Topics Covered in Lectures

  • Basics of MDPs and RL.
  • Sample complexity analyses of tabular RL.
  • Policy Gradient.
  • Off-policy evaluation.
  • State abstraction theory.
  • Sample complexity analyses of approximate dynamic programming.
  • PAC exploration theory (tabular).
  • PAC exploration theory (function approximation).
  • Partial observability and dynamical system modeling.

Course Project

You will work individually. You can choose one of the following three types of projects:

  • Reproduce the proofs of existing paper(s). You must fully understand the proofs and rewrite them in your own words. Sometimes a paper considers a relatively general setting and the analysis can be quite complicated. In this case you should aim at scrutinizing the results and presenting them in the cleanest possible way. Ask yourself: What’s the most essential part of the analysis? Can you introduce simplification assumptions to simplify the proofs sigificantly without trivializing the results?

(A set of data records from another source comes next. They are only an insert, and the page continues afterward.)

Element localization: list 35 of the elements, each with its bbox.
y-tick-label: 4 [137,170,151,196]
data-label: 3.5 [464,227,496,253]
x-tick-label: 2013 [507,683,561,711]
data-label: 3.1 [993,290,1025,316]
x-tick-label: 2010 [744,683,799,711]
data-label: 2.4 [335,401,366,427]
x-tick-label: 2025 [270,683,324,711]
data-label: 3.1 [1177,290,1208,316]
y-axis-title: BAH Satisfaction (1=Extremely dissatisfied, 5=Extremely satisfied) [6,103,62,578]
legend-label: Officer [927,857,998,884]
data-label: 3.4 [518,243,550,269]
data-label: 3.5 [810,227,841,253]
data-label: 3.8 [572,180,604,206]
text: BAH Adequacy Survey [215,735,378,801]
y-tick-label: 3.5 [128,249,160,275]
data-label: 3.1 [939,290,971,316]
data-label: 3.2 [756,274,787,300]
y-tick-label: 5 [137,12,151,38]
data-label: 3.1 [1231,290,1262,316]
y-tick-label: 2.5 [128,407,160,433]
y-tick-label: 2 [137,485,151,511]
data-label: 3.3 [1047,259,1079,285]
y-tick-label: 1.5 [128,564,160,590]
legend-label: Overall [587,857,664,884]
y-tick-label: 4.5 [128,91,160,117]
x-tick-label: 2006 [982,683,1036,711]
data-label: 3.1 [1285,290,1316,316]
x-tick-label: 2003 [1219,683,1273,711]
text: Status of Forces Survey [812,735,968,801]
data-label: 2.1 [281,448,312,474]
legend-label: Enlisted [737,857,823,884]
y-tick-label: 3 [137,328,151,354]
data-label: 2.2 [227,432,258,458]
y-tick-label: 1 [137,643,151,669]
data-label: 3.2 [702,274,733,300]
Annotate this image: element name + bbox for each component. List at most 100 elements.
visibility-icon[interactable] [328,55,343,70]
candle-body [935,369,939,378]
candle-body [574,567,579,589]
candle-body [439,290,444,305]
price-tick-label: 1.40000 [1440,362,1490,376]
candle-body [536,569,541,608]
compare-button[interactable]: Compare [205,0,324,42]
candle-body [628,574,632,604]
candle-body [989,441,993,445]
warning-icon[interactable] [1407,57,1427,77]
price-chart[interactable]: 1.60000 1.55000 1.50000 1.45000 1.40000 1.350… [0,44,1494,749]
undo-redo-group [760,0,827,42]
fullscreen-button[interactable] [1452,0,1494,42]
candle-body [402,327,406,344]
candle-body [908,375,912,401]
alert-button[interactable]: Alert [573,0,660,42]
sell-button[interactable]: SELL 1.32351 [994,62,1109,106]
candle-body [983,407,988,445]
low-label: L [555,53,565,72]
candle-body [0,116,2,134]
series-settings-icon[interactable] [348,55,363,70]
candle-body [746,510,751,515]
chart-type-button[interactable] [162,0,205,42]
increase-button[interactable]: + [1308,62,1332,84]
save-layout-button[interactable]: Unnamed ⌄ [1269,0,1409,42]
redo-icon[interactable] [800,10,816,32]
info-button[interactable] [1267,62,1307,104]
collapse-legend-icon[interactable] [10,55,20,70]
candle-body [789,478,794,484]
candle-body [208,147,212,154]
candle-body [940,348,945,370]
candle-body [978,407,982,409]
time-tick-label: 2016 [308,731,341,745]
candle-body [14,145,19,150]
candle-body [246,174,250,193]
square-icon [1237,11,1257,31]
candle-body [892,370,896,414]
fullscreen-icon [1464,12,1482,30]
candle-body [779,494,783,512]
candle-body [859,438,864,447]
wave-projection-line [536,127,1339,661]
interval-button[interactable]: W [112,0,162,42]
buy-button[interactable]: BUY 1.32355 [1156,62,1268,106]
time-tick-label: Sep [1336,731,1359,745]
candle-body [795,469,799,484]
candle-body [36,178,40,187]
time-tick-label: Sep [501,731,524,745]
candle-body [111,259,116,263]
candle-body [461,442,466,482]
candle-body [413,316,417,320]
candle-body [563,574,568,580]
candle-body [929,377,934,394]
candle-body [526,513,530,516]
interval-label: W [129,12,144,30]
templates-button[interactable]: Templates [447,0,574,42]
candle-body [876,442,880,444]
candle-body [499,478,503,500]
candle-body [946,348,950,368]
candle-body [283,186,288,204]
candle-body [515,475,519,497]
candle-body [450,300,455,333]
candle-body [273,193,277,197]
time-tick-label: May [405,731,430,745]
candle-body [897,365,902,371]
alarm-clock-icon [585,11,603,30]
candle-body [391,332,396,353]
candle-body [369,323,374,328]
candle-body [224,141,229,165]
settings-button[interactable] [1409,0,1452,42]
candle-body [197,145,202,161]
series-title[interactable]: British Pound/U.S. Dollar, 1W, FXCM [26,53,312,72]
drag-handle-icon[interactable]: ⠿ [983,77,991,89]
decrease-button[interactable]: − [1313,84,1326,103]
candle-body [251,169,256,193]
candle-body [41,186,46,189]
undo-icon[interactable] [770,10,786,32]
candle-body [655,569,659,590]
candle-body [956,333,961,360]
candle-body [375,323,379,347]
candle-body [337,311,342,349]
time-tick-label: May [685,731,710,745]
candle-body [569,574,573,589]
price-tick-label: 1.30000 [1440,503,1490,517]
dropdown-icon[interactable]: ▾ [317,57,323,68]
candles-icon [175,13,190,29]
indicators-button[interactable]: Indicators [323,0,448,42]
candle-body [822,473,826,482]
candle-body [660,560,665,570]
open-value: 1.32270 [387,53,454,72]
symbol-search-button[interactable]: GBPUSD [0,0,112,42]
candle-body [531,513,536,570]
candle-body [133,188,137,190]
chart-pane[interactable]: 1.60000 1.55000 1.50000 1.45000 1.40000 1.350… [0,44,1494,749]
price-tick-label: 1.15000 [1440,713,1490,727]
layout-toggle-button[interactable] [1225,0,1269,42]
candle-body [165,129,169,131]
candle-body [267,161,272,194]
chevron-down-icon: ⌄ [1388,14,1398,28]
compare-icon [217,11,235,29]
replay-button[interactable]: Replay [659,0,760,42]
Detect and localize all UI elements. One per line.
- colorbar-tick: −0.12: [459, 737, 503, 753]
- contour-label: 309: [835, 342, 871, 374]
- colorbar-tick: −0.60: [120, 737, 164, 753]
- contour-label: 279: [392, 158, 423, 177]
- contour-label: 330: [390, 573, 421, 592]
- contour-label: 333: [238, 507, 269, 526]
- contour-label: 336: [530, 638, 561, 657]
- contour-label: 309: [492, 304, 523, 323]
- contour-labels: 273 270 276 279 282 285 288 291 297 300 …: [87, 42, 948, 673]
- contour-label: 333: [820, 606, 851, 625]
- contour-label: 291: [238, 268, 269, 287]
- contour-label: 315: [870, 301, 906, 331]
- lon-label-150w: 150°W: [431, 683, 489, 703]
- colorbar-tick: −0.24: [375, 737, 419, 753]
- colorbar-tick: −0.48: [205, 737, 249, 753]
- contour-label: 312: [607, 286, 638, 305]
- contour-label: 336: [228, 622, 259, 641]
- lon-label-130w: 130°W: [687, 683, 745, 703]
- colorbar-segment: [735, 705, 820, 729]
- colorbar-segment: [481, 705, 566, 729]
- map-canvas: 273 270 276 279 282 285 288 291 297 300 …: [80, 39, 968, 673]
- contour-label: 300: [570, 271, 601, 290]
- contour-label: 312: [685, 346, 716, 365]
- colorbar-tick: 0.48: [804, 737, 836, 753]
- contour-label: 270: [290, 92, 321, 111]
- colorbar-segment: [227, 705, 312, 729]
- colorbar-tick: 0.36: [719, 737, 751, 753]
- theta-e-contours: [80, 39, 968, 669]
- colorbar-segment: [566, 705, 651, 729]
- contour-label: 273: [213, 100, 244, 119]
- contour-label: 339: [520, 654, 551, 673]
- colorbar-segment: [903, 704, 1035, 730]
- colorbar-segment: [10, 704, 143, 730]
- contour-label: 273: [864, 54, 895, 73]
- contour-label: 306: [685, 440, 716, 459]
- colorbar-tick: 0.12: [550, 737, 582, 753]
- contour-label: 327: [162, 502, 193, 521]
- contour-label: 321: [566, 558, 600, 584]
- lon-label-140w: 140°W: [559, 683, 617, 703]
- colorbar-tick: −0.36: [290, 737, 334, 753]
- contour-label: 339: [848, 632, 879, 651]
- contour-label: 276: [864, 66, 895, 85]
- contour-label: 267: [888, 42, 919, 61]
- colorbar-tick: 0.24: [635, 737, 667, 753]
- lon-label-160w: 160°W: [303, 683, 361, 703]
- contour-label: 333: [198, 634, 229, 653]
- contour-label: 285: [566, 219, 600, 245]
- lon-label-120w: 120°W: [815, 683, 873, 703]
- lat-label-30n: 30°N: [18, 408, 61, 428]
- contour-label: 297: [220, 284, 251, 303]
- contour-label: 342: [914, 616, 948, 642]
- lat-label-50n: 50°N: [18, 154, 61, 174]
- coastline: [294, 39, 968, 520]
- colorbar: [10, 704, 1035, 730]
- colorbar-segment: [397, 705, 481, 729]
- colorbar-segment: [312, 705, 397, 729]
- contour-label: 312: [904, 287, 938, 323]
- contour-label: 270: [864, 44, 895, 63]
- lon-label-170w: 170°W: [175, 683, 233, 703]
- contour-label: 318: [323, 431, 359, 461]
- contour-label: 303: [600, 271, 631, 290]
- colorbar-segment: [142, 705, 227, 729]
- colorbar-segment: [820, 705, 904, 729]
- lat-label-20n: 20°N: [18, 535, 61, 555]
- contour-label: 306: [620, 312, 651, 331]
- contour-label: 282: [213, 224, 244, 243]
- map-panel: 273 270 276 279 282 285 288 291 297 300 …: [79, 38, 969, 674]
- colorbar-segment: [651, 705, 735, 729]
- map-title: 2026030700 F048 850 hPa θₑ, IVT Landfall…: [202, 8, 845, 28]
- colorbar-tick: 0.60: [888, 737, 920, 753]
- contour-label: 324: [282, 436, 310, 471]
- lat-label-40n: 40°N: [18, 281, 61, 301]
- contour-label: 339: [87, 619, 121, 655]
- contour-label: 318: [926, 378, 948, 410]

  • Novel research Pick a new research topic and work on it. Be sure to discuss with me before you settle on the topic. The project must contain a significant theoretical component.

  • Something between 1 & 2 I would encourage most of you to start in this category. The idea is to reproduce the proofs of existing results and see if you can extend the analysis to a more challenging and/or interesting setting. This way, even if you do not get the new results before the end of semester, your project will just fall back to category 1.

See the link at the top of this page for potential topics. You are expected to submit a short project proposal in the middle of the semester. The proposal should consist of a short paragraph describing your project topic, the papers you plan to work on, and the original research question (if applicable).

Resources

Useful inequalities cheat sheet (by László Kozma)

Concentration of measure (by John Lafferty, Han Liu, and Larry Wasserman)

We will not follow a specific textbook, but here are some good books that you can consult:

  • Markov Decision Processes: Discrete Stochastic Dynamic Programming, by Martin Puterman.
  • Reinforcement Learning: An Introduction, by Rich Sutton and Andrew Barto. (draft available online)
  • Algorithms of Reinforcement Learning, by Csaba Szepesvari. (pdf available online)
  • Neuro-Dynamic Programming, by Dimitri Bertsekas and John Tsitsiklis.

Alekh Agarwal, Sham Kakade, and I also have a draft monograph which contained some of the lecture notes from this course.

There are also many related courses whose material is available online. Here is an incomplete list of them (not in any particular order):

  • R. Srikant. UIUC ECE 586.
  • Ron Parr. Duke CompSci 590.2.
  • Ben Van Roy. Stanford MS&E 338.
  • Ambuj Tewari and Susan Murphy. U Michigan STATS 710.
  • Susan Murphy. Harvard Stat 234.
  • Alekh Agarwal and Alex Slivkins. Columbia COMS E6998.001.
  • Daniel Russo. Columbia B9140-001.
  • Shipra Agrawal. Columbia IEOR 8100.
  • Emma Brunskill CMU 15-889e.
  • Philip Thomas. U Mass CMPSCI 687.
  • Michael Littman. Brown CSCI2951-F.